Did they trade with those other civilizations?
Because if they did, wouldn't there've been some evidence of that?
You know, an artifact found in the ruins of other civilizations?
That's a good question.
I mentioned jewelry, well, jewelry have been found in Mesopotamia and at archaeological sites in modern-day Pakistan.
But archaeologists didn't know where it came from.
Only after the site at Gonur-depe was excavated were archaeologists able to identify it as coming from Gonur-depe. Uh, Sheryl?
I wonder why nobody found this site before.
Well, before the discovery of this site, it was commonly believed that central Asia had always been occupied by mostly nomadic people.
So there would be no record of major settlements.
A couple of small finds have been made in the area, but really, no one had looked very hard.
Now, one mystery regarding this site is that archaeological records show it was inhabited for only a few centuries.

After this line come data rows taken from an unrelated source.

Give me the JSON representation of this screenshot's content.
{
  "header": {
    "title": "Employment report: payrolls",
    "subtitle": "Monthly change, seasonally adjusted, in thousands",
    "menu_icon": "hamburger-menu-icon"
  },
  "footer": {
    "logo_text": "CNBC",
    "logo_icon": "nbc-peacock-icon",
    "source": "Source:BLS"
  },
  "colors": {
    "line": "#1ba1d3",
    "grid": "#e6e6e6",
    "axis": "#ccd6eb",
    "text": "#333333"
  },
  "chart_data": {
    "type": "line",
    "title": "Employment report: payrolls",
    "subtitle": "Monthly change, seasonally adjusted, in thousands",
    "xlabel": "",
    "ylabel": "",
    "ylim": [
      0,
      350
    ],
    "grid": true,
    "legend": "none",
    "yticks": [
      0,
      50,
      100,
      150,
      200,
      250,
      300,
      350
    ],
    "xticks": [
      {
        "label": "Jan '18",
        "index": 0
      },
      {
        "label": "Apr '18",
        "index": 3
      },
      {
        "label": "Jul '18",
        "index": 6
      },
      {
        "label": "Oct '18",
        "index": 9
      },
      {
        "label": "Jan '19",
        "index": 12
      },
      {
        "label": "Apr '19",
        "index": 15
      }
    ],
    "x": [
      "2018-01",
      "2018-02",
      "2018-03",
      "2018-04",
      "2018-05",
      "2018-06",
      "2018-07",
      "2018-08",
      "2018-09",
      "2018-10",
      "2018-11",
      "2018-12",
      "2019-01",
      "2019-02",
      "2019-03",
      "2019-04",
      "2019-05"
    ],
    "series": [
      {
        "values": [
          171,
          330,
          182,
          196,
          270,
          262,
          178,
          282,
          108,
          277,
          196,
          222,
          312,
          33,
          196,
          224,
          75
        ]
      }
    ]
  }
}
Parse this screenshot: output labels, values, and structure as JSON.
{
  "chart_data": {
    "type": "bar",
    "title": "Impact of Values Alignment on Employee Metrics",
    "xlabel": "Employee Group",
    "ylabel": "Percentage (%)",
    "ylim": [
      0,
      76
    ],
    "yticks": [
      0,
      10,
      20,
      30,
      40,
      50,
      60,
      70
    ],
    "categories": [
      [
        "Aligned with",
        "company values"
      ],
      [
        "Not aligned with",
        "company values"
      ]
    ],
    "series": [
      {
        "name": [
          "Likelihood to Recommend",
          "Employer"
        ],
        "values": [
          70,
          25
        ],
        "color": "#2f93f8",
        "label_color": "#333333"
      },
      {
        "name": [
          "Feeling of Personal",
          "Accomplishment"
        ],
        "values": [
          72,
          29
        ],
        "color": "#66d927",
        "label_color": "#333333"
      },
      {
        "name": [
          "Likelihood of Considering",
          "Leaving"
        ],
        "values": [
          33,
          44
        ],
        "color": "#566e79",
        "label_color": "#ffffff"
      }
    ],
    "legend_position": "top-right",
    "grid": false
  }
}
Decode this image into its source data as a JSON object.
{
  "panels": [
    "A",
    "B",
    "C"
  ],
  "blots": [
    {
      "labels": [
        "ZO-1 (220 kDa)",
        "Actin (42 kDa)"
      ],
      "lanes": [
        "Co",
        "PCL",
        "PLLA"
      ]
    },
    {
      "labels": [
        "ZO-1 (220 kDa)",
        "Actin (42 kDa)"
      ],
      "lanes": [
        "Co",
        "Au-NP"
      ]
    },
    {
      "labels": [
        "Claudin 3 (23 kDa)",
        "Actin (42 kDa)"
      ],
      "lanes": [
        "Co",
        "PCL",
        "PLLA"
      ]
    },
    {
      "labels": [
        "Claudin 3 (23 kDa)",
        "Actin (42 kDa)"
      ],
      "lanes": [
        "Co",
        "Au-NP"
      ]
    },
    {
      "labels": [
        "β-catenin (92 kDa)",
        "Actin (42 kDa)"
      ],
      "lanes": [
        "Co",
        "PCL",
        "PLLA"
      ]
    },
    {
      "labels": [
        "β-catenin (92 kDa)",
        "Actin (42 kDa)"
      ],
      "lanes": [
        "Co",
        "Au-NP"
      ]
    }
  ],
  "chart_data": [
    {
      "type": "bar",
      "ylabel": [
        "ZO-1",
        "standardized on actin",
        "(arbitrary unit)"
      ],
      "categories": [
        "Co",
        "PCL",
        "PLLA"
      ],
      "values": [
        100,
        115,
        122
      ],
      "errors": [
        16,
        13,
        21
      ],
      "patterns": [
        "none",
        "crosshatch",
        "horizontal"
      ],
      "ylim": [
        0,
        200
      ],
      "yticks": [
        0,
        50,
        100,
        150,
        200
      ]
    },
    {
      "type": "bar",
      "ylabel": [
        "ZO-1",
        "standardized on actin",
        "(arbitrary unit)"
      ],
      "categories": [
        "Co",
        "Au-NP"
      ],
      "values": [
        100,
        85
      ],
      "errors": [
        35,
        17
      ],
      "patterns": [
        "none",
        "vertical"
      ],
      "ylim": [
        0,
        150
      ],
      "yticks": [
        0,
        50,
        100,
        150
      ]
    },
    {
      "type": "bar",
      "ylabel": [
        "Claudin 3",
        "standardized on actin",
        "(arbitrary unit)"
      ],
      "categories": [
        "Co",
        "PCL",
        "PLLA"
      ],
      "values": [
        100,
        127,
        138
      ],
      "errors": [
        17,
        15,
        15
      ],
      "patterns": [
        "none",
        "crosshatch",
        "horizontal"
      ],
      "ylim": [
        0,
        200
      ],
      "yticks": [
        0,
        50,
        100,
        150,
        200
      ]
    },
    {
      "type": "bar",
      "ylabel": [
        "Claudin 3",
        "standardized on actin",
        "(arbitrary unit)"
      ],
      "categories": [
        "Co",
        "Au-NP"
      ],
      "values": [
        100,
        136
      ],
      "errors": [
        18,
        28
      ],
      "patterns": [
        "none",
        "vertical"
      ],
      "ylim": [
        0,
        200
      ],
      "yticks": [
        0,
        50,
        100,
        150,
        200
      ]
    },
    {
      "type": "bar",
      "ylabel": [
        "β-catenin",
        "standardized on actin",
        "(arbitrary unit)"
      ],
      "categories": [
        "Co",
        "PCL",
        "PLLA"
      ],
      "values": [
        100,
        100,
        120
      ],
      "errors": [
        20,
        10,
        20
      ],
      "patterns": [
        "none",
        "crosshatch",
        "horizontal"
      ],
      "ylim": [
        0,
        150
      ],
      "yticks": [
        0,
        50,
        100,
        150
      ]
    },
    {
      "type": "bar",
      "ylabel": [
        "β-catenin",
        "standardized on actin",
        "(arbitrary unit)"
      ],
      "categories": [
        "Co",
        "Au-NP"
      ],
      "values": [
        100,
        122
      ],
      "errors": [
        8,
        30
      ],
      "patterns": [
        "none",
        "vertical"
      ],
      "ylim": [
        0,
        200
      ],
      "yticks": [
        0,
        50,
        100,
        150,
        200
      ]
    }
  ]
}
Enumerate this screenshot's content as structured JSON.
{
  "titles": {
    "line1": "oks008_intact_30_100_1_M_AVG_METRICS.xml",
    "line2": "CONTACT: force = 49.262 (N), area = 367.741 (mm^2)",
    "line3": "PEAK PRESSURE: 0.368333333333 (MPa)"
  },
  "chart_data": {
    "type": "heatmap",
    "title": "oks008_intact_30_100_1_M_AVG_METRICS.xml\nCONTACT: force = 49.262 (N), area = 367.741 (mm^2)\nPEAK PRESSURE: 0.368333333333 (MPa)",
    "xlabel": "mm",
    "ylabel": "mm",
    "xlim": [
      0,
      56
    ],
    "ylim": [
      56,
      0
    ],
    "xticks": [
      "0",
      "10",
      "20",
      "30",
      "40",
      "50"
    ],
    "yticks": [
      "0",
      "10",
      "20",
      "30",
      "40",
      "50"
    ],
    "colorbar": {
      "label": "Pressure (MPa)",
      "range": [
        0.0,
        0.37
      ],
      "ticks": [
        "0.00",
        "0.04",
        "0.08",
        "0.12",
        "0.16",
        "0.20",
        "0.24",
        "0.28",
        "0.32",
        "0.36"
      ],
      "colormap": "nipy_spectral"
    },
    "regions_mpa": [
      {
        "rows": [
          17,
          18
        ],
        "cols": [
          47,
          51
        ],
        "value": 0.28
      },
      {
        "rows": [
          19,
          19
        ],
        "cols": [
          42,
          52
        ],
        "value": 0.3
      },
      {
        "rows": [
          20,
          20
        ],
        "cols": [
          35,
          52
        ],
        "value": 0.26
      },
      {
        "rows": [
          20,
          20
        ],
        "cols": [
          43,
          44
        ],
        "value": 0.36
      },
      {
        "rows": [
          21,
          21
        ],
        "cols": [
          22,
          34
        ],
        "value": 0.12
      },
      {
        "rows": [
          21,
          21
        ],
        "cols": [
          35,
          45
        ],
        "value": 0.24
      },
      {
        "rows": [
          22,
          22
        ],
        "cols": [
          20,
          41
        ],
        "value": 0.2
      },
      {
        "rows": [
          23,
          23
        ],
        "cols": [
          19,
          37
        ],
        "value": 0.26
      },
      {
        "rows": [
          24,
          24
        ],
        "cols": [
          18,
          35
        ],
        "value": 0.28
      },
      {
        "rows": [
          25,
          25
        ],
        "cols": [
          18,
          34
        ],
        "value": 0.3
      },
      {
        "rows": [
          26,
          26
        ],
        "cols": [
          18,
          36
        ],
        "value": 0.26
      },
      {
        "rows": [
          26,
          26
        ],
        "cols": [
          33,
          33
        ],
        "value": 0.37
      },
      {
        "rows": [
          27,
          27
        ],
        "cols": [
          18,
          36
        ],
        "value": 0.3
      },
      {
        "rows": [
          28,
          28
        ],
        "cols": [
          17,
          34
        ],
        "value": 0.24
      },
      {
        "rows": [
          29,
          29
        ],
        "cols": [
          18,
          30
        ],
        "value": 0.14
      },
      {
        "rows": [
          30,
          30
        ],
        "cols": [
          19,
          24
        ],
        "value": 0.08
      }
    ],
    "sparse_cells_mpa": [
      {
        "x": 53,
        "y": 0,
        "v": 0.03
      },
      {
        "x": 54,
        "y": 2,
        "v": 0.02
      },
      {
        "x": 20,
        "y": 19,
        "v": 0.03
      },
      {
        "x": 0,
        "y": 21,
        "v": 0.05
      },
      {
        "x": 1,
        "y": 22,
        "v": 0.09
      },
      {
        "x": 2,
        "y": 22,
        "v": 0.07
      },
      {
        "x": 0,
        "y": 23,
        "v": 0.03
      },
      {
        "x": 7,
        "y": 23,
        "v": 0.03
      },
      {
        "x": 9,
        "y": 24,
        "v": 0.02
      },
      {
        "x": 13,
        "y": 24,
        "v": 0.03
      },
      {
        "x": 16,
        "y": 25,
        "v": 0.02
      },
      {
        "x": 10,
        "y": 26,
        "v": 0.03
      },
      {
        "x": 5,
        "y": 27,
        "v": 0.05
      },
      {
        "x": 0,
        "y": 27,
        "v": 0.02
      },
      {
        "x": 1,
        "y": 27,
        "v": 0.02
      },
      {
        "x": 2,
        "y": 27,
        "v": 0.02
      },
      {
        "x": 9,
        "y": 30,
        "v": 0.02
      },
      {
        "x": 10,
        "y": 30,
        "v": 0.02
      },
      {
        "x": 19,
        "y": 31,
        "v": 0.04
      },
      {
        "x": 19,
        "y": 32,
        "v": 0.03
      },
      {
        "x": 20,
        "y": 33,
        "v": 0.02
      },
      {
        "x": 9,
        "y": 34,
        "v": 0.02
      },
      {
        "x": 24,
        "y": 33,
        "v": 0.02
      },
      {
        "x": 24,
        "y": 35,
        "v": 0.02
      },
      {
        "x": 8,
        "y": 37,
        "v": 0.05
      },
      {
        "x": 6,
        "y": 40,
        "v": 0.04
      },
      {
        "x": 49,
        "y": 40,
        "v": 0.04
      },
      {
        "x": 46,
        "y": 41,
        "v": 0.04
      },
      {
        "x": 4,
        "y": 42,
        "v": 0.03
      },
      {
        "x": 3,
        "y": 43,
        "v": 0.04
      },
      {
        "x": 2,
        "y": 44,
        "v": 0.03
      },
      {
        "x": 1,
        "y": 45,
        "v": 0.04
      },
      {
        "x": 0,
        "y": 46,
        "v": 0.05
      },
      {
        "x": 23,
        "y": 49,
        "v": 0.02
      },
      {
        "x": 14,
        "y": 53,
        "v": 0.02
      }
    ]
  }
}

What happened to the people who lived there?
Well, the site was close to the Murgab river, which they would have depended on for their water.
And the Murgab river, which runs toward the west, is the kind of river that shifts its course over time.
So one theory is that the river's course shifted toward the South, and they simply followed it and built new towns to the South.
Another theory is that they were involved in wars with neighboring settlements.
But we might never know the truth.
One thing we do know is that in the decades since Gonur-depe was discovered, the site has deteriorated significantly.
I mean, it's been disturbed for the first time in millennia.
And being exposed to the Sun and wind has taken its toll on the ancient city.
So now the question is, do we partially restore and rebuild the site before the entire thing disintegrates?
It will take a lot of funding to restore it and I am not sure it'll be made available, which would be a pity.
Even a partly altered site can provide valuable information, which would be lost otherwise.